Athanasius declared that, as all things were created in Christ in the beginning, so all things are recreated in Christ in the present.
If the recreation in Christ in the present was perfected by His suffering, than I suspect that so also was the creation in Christ in the beginning accomplished by His suffering. The cross was the second death of the Son, the second humilation of God in His daring to love.
Kierkegaard wrote that the experience of a relational act of love offers sacrifice and so demands suffering by it's very definition
And I believe that is not due to the imperfection of man but rather due to his perfection, such that any wanderings outside of the sufficiency of the self, any dreams of a greater justice than the consequences of reality, of worth greater than the conditions of our character, must always include risk and uncertainty and loss.

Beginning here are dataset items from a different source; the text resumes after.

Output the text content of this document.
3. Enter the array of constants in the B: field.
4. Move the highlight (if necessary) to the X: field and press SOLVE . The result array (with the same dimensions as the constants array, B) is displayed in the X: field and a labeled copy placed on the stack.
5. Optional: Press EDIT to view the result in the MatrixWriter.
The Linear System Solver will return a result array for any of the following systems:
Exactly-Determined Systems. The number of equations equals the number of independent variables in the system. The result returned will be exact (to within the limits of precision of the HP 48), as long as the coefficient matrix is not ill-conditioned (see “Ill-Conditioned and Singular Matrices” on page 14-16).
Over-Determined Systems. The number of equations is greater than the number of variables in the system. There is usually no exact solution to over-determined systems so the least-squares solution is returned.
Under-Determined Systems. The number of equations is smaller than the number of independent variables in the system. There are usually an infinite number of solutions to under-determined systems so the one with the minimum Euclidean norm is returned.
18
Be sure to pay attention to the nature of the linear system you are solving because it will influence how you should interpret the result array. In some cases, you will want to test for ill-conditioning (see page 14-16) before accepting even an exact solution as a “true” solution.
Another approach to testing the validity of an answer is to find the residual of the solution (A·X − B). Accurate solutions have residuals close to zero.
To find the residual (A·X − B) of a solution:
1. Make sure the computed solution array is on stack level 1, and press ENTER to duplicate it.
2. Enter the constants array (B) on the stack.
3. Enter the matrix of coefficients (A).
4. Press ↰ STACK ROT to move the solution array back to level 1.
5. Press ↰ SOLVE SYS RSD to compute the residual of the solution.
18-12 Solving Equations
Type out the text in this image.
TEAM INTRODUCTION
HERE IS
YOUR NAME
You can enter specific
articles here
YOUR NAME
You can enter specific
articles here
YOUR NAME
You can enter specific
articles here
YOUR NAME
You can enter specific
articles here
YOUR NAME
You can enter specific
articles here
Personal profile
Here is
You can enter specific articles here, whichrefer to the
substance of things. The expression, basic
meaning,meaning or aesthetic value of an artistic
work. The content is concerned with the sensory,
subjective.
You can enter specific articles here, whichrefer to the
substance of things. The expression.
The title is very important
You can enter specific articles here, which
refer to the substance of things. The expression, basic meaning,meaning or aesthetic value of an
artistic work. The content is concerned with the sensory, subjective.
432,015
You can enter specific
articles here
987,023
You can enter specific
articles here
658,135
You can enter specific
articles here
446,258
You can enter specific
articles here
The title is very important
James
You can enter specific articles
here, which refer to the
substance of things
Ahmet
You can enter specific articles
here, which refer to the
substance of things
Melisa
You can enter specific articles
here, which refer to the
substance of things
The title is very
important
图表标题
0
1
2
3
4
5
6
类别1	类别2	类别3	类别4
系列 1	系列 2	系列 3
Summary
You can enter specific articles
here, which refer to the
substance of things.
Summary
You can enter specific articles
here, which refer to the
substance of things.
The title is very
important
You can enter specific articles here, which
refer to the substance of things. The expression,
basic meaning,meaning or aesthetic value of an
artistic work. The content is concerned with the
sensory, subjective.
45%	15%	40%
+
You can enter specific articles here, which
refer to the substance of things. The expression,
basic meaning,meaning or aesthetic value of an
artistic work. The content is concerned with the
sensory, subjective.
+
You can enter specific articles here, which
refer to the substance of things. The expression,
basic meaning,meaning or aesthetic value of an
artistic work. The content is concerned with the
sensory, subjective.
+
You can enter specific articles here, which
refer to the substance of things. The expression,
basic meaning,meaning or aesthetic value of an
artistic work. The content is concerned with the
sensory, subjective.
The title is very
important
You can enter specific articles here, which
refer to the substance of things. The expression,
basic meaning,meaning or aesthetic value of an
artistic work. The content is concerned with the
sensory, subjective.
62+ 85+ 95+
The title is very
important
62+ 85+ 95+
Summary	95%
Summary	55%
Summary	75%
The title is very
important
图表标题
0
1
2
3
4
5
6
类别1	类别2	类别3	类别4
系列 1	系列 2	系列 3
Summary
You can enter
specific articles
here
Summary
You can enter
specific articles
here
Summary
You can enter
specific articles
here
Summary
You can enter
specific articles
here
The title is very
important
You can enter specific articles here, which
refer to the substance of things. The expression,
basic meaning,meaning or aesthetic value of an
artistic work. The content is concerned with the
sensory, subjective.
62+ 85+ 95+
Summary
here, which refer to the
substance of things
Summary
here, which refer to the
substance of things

That is to say, to love another is an admission of imperfection by the perfect, the declaration of a need that will never be satisfied because it does not exist.
Love is the only unnecessary act in which humanity can participate, like God's act of creating the world, and thus it is the only act by which we may become gods.
Suffering became necessary the moment that God chose to create, to bind Himself and humble Himself to be moved by a beloved which He does not need and so were never meant to or will prove able to satisfy Him.
So we, when we choose to create, bind ourselves and humble ourselves to be moved by one another, and though we do not need each other, we love one another and in love discover not our satisfaction but our need.